Now if your disbelief is still suspended, I’m going to ask you to recognize how ridiculous this passage is. First of all, 15 minutes is a LONG time to try to follow someone’s train of thought. Most people can’t follow someone’s train of thought at all. Usually if they can, it’s only one thought, of someone who they know very well. Dupin also requires a vast amount of knowledge to guess at every complex thought the narrator contemplates. Our narrator doesn’t exactly think about simple things; we’re talking about constellations and Epicurus. But Dupin is a well-read genius, so we’ll give him this one. However, human thought generally doesn’t act as nicely as it does in this story. First of all, people think about things that are private, or at least not know to everyone else. Our narrator only contemplates intellectual topics at a high level, and his mind doesn’t wander to more mundane topics. External stimuli can change a train of thought without causing any observable external changes in the observer. Many trains of thought could just as easily follow an entirely different pathway; the concept of oranges might just as easily develop into thinking about fruits as into thinking about colors. One wrong guess in which way the train of thought turns ruins Dupin’s trick. Furthermore, Dupin relies on the narrator’s actions to pull off the stunt. Not everyone mumbles “stereotomy” or looks up at the stars, telegraphing their thoughts.

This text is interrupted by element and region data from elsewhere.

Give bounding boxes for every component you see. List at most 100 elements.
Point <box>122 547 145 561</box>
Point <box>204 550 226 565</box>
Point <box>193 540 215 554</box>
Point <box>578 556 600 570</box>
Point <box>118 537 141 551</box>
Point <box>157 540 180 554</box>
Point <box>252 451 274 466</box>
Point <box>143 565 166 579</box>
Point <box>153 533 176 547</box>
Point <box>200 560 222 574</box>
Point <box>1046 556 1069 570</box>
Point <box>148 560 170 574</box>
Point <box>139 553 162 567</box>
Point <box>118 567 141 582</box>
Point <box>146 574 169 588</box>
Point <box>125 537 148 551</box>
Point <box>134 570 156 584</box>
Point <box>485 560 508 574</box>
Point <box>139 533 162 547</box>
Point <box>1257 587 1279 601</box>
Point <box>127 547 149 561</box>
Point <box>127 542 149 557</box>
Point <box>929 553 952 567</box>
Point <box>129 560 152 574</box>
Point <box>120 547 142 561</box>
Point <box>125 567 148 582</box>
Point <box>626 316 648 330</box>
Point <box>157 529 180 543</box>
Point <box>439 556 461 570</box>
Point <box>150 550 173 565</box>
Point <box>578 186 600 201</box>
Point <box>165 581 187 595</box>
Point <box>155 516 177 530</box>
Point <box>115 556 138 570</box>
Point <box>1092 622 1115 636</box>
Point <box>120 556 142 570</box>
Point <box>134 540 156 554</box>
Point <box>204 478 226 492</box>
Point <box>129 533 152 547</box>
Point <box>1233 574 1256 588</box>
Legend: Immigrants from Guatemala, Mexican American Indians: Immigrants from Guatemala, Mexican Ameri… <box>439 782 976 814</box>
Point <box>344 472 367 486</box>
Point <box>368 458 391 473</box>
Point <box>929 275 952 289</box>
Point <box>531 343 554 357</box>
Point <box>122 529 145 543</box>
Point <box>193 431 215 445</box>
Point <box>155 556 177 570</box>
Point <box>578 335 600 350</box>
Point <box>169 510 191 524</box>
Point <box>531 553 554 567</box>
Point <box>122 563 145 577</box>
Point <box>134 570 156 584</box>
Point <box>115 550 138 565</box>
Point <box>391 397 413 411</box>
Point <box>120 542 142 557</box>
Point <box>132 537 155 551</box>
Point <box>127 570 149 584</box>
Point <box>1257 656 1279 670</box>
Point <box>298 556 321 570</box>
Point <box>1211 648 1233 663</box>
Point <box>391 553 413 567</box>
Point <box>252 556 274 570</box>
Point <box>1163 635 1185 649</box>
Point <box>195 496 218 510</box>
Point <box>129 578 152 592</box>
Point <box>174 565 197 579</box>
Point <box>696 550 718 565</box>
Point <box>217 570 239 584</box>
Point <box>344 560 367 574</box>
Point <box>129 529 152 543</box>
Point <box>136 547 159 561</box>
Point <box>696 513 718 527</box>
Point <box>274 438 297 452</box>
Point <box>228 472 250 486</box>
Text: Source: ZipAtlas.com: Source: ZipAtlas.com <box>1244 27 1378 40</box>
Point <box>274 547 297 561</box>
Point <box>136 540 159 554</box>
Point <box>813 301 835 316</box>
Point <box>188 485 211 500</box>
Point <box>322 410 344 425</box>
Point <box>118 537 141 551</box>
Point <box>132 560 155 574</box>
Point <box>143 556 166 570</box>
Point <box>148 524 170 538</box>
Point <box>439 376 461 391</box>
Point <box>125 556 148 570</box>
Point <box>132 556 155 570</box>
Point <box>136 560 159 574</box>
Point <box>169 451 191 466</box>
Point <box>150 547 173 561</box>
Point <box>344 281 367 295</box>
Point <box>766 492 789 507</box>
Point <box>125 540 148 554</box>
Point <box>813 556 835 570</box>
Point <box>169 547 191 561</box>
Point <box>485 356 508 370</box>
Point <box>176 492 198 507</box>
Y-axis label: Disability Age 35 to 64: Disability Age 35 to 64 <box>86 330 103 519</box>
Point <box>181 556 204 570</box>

This stunt isn’t just some isolated incident either. Holmes criticizes it when Watson compares him to Dupin, and then in another escapade, Holmes pulls the very same trick. Essentially, the ludicrous mind-reading sequences also constitute one of the tropes of genius-murder-mystery-detective-fiction.
So why bring this all up in the description of a text adventure game anyway? You guessed it; I’ll let you have a try at reading someone’s mind, in a contemporary setting (to even the playing field). I chose to use a text adventure game to present this argument because of their historical notoriety for ridiculous puzzles, along with adventure games in general (refer to the Babel Fish Puzzle from Hitchhiker’s Guide to the Galaxy, 1984; the Gnome puzzle in King’s Quest, 1983; The Disguise from Gabriel Knight, Blood of the Sacred, Blood of the Damned, 1999; or any other personal favorite). While reading someone’s mind in real life is absurd, text adventure developers don’t seem to understand this; they practically require you to read their mind rather than think logically. Therefore, approaching this argument through the medium of text adventure proves quite fitting.
Now before you start your wild goose chase to find out Scottie’s train of thought, allow me to provide some tips
• Scottie’s train of thought won’t wait up for you if you’re goofing off. He’ll keep on thinking no matter what you do, so use your time wisely.
• Observe Scottie’s behavior carefully, much of Dupin’s ability depends on paying close attention to his friend.
• Ponder what your character and Scottie may have talked about recently, this may help you.
• Use the help command to learn more about the game.
• Finally, realize that this is probably an impossible task on your first try. That’s why Dupin’s trick is so ridiculous; it only takes one attempt to perfectly recreate 15 minutes of thought. Have fun, explore the various commands you are able to perform, and don’t take winning too seriously.